I chuckled into my big wine glass.

‘I feel as if I should make it up to you.’

Ah, that was what the overcatering and the three bottles of prosecco had been about. Candy was feeling guilty.

I called for Honey, who was still convinced there was a reward for an intrepid and tenacious treasure hunter, and her pink satin bottom reversed from under the drooping branches of the Christmas tree. I smiled at her. ‘Pass me that little red present bag, will you, darling?’

Honey did as she was asked, then clambered on to the sofa and sat down, half on me and half on the cushion next door, and looked longingly inside the bag. ‘Is that for me?’

I smiled, remembering the bootful of colourful packages I’d delivered to her house the week before Christmas. ‘I think you’ve had plenty of presents from me already, don’t you?’

Honey batted her eyelids innocently.

‘No presents for you, I’m afraid,’ I told her. ‘It’s mine.
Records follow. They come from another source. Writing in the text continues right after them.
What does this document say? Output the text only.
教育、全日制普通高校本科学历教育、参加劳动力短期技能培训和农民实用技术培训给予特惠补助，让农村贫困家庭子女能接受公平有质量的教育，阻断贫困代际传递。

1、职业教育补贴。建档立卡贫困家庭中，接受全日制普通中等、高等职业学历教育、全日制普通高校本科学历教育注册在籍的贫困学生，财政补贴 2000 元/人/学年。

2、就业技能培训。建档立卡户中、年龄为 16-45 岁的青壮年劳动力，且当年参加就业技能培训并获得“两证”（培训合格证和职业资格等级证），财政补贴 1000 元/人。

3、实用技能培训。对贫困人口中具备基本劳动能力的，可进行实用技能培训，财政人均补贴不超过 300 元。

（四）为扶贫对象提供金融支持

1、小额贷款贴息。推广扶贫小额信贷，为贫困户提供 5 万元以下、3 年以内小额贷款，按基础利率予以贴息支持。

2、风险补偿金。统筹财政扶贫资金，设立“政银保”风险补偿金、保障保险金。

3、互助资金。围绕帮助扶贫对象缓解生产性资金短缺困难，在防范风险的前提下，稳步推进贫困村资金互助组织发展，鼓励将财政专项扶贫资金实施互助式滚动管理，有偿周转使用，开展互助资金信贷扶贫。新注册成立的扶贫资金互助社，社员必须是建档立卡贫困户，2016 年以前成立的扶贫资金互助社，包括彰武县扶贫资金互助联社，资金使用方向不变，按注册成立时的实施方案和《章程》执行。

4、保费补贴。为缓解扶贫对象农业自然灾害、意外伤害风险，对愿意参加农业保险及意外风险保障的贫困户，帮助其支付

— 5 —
Just a DVD, and I was thinking that if your mum really wanted to make it up to me for deserting me at Christmas—’ I paused to give Candy a meaningful look ‘—she could watch it with me. It’s miserable watching your favourite films on your own.’
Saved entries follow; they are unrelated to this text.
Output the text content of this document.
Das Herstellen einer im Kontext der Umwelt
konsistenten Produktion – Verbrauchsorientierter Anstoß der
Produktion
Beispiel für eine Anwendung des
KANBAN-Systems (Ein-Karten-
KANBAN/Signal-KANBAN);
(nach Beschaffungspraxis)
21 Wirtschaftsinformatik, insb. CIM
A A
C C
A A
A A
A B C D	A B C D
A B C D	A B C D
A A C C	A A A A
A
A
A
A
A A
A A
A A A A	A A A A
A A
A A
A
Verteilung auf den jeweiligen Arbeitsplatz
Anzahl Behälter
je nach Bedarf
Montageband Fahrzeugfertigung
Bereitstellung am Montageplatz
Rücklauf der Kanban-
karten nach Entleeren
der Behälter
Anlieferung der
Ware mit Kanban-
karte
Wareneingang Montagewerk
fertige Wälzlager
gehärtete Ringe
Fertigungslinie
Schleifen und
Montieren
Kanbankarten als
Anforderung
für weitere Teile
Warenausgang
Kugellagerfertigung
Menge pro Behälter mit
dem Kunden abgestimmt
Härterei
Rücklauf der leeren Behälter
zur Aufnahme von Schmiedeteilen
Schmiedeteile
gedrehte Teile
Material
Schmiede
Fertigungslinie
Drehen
Honey perked up instantly and peered into the bag. ‘Dessert?’ she asked, a longing tone in her voice. Surprising, since she’d already wolfed down a massive bowl of my tiramisu.

I laughed. ‘No, I meant “desert” not “dessert”! It means that …’ I faltered as Candy started to snicker beside me. ‘Oh, never mind what it means …’ I said, giving my sister a sharp look. ‘What it boils down to is there’s nothing to eat in there.’

Honey’s face fell.

‘Sorry, chicken. But what we do have is one of the most iconic Hollywood musicals ever made.’

Honey’s expression brightened considerably. ‘Frozen?’ she asked, with hushed reverence.

Top Hat,’ I corrected her firmly. ‘The songs are way better.’

The look of disbelief Honey gave me could only have come from a princess-in-training who spent hours each week in her bedroom in the midst of a swirling, imaginary snowstorm, perfecting the dramatic high notes of ‘Let It Go’.

Okay, maybe I wasn’t going to win this argument, even if I was clearly in the right. However, I had another ace up my sleeve. ‘The dresses are just as pretty,’ I added. ‘You wait and see.’

Honey looked sceptical, but she always loved the idea of doing ‘grown-up stuff’ with her mum and Auntie Pippa, so she wedged herself between Candy and I, folded her arms and stared at the blank television set, ready to be proved wrong.